In the woods of central Maine, trees are gaining value by the minute, and lumber producers aren’t waiting a second. They are scrambling to expand production, build new facilities and hire more workers.
Lumber prices soared over sixty percent since early 2017, thanks to a perfect storm that hit Canadian supply. First tree-eating beetles, then forest fires, transportation issues involving a shortage of trucking and rail cars, and finally, last fall, U.S. duties imposed on Canadian lumber that amount to a 20 percent tax on the commodity.
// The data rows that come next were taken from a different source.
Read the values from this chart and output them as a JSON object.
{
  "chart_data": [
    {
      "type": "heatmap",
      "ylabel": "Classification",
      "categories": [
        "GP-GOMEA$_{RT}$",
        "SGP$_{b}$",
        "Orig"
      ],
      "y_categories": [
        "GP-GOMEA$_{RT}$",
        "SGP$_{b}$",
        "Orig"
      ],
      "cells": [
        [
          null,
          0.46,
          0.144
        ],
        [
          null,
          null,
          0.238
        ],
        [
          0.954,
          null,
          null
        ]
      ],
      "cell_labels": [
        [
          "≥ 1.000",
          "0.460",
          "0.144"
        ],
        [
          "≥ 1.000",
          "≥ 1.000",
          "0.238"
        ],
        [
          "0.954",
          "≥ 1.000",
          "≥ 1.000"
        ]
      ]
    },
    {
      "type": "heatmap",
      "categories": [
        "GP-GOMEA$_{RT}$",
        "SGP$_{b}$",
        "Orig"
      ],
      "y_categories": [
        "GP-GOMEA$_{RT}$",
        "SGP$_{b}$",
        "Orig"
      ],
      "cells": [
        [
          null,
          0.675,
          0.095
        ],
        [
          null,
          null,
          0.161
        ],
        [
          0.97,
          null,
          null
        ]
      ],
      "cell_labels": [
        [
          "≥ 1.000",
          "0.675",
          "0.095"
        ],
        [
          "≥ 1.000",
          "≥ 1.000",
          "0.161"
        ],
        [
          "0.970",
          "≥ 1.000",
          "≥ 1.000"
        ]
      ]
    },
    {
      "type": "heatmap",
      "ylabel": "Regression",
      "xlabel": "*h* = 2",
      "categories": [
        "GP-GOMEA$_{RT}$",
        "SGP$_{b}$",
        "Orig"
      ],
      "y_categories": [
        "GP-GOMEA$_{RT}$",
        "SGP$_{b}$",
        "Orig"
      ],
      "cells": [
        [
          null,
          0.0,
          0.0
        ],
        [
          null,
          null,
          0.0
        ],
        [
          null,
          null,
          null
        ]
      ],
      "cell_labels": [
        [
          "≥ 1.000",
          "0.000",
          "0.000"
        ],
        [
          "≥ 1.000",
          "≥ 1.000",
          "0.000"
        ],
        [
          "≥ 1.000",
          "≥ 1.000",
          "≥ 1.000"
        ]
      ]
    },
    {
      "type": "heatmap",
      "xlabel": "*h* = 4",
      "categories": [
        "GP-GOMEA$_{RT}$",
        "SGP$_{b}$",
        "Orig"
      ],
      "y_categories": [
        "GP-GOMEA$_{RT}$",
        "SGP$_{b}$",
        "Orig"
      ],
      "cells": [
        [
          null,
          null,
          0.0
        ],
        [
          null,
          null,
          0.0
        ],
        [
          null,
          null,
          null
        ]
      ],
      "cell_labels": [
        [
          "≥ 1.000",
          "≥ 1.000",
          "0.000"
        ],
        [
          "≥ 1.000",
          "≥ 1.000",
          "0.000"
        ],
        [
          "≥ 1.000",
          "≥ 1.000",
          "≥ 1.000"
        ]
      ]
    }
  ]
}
It all adds up to opportunity in the eyes of Jason Brochu, co-president of Pleasant River Lumber, which operates two mills in Maine, employing 300 workers.
“I think with the duties that are in place, that’s given us a level of confidence that we didn’t have before, and with a level playing field, looking ahead, the confidence we’re at, we’re able to expand and produce more lumber,” said Brochu.
The plan, he said, is to invest $20 million in the company over the next two years, increase production by 50 percent and add up to 40 new jobs. A large dirt pit is already forming near the current mill in Dover-Foxcroft, as workers blast open new ground for additional equipment and machinery.
“You’re seeing it throughout the country where mills are expanding, or building new mills, and our industry is starting to grow to meet the increase in the demand,” said Brochu.